By this I mean you need to realize that data[max], as soon as you read it is already out of date - if you are living in a lockfree world. Because it may have changed as soon as you read it. (Also because data and max change independently. But even if you had a function getMaxValue() it would be out of date as soon as it returns.)

Is that OK? Because, if not, you obviously need a lock. But if it is OK, we can use it to our advantage - we might be able to return an answer which we know is somewhat incorrect / out-of-date, but no more incorrect than what you could tell from the outside.

If neither scenario is OK, then you must update max and data[index] at the same time. Which is hard since they don't fit into a lock-free sized chunk.

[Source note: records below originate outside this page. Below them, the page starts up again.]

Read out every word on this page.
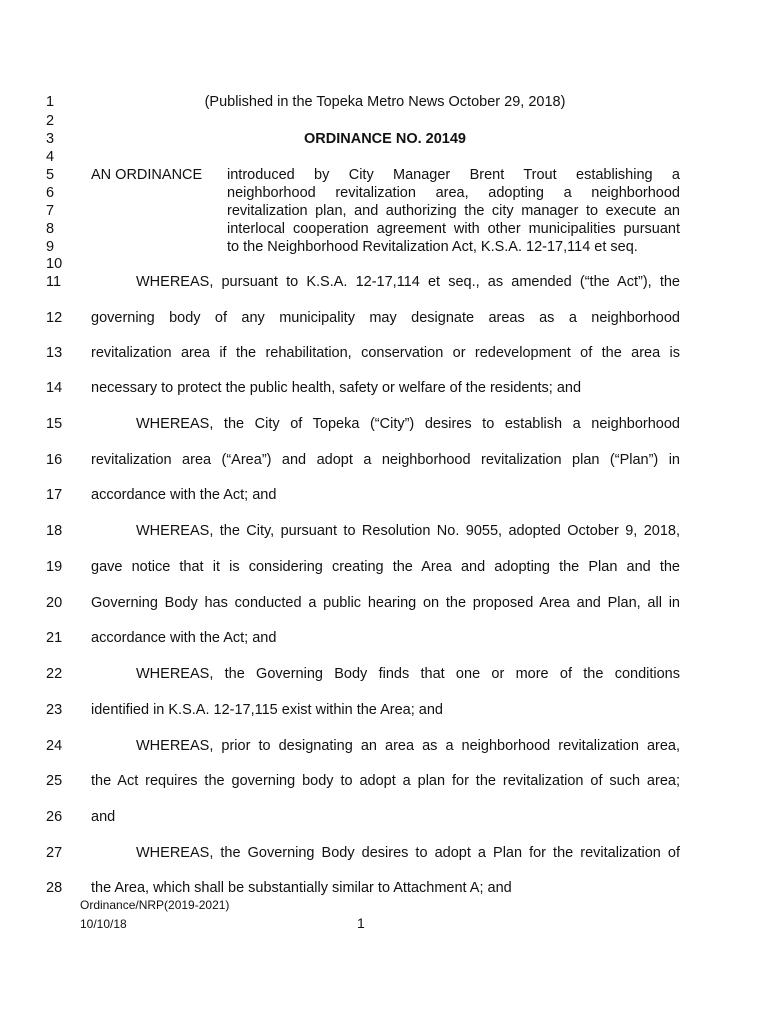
1
2
3
4
5
6
7
8
9
10
11
12
13
14
15
16
17
18
19
20
21
22
23
24
25
26
27
28
(Published in the Topeka Metro News October 29, 2018)
ORDINANCE NO. 20149
AN ORDINANCE introduced by City Manager Brent Trout establishing a
neighborhood revitalization area, adopting a neighborhood
revitalization plan, and authorizing the city manager to execute an
interlocal cooperation agreement with other municipalities pursuant
to the Neighborhood Revitalization Act, K.S.A. 12-17,114 et seq.
WHEREAS, pursuant to K.S.A. 12-17,114 et seq., as amended (“the Act”), the
governing body of any municipality may designate areas as a neighborhood
revitalization area if the rehabilitation, conservation or redevelopment of the area is
necessary to protect the public health, safety or welfare of the residents; and
WHEREAS, the City of Topeka (“City”) desires to establish a neighborhood
revitalization area (“Area”) and adopt a neighborhood revitalization plan (“Plan”) in
accordance with the Act; and
WHEREAS, the City, pursuant to Resolution No. 9055, adopted October 9, 2018,
gave notice that it is considering creating the Area and adopting the Plan and the
Governing Body has conducted a public hearing on the proposed Area and Plan, all in
accordance with the Act; and
WHEREAS, the Governing Body finds that one or more of the conditions
identified in K.S.A. 12-17,115 exist within the Area; and
WHEREAS, prior to designating an area as a neighborhood revitalization area,
the Act requires the governing body to adopt a plan for the revitalization of such area;
and
WHEREAS, the Governing Body desires to adopt a Plan for the revitalization of
the Area, which shall be substantially similar to Attachment A; and
Ordinance/NRP(2019-2021)
10/10/18	1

So instead you can add a layer of indirection:

struct DataAndMax { double data[N]; int max; };
DataAndMax * ptr;

Whenever you need to update max, you need to make a whole new DataAndMax struct (ie allocate a new one), somehow fill it all out nicely, and then atomically swap ptr to the new struct. And if some other thread changed ptr while you were preparing the new data, then you would need to start over, since you need their new data in your data.

And if ptr has changed twice, then it may look like it hasn't changed, when it really has: Let's say ptr currently has value 0xA000 and a 2nd thread allocates a new DataAndStruct at 0xB000, and sets ptr to 0xB000, and frees the old one at 0xA000. Now yet another thread (3rd) comes in, allocates yet another DataAndStruct - and low and behold the allocator gives you back 0xA000 (why not, it was just freed!). So this 3rd thread sets ptr to 0xA000.

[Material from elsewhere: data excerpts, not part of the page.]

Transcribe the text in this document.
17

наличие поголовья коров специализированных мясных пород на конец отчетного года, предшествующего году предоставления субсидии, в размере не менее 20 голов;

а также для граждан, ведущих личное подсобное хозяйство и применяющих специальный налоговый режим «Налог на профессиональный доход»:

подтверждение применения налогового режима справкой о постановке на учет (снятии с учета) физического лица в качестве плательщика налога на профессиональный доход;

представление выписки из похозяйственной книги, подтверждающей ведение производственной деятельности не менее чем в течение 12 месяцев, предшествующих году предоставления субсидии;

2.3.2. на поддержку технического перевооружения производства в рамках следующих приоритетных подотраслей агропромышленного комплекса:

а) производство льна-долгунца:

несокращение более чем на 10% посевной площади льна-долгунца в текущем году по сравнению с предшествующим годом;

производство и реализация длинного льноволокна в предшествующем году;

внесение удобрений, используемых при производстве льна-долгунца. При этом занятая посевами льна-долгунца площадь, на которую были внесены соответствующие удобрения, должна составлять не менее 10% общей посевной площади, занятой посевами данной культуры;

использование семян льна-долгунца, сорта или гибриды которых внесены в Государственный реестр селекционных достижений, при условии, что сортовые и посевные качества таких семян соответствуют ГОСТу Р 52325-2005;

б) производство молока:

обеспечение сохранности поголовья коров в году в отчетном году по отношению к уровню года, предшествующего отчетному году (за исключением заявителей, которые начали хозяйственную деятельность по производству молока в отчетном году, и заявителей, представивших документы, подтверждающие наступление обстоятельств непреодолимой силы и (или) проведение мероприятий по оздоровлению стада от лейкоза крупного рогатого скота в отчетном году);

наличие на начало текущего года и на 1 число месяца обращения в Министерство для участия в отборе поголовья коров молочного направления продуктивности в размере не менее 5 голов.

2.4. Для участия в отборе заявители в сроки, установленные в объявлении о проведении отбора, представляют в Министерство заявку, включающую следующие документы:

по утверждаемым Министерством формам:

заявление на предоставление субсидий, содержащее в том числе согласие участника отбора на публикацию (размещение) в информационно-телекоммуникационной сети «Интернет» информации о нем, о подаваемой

And this all happens while you are trying to set ptr to 0xC000. All you see is that ptr was 0xA000, and later still is 0xA000, so you think it (and its data) hasn't changed. Yet it has - it went from 0xA000 to 0xB000 (when you weren't looking) back to 0xA000 - the address is the same, but the data is different. This is called the ABA problem.

Now, if you knew the max number of threads, you could pre-allocate:

DataAndMax dataBufs[NUM_THREADS];
DataAndMax * ptr; // current DataAndMax

And then never allocate/delete and never have ABA problems. Or there's other ways to avoid ABA.

Let's go back, and think about how we are going to - no matter what - return a max value that is potentially out of date. Can we use that?

So you come in, and first check if the index you are about to write to is the important one or not:

if (index != max) {
    // we are not touching max,
    // so nothing fancy here!
    data[index] value;
    return;
}
// else do it the hard way:
//...

But this is already wrong. After the if and before the set, max may have changed. Does every set need to update max!?!?

So, if N is small, you could just linear search for max. It may be wrong if someone makes an update while searching, but remember - it could also be wrong if someone makes an update right after searching or right after "insert magic here". So searching, other than possibly being slow, is as correct as any algorithm. You will find something that was, for a moment, max. If N == 8, I would use searching. Definitely. You can search 8 entries using memory_order_relaxed possibly, and that will be faster than trying to maintain anything using stronger atomic ops.

I have other ideas:

More bookkeeping? Store maxValue separately?

double data[N];
double maxValue;
int indexOfMax;


bool wasMax = false;
if (index == indexOfMax)
    wasMax = true;
data[index] = value; 
if (wasMax || index == indexOfMax)
    findMax(&indexOfMax, &maxValue); // linear search

That would probably need a CAS-loop somewhere. Still linear search, but maybe less often?

Maybe you need extra data at each entry? Not sure yet.

Hmmmm.

This is not simple. Thus if there is a correct algorithm (and I think there is, within some constraints) it is unlikely to not have bugs. ie a correct algorithm might actually exist, but you don't find it - what you instead find is an algorithm that just looks correct.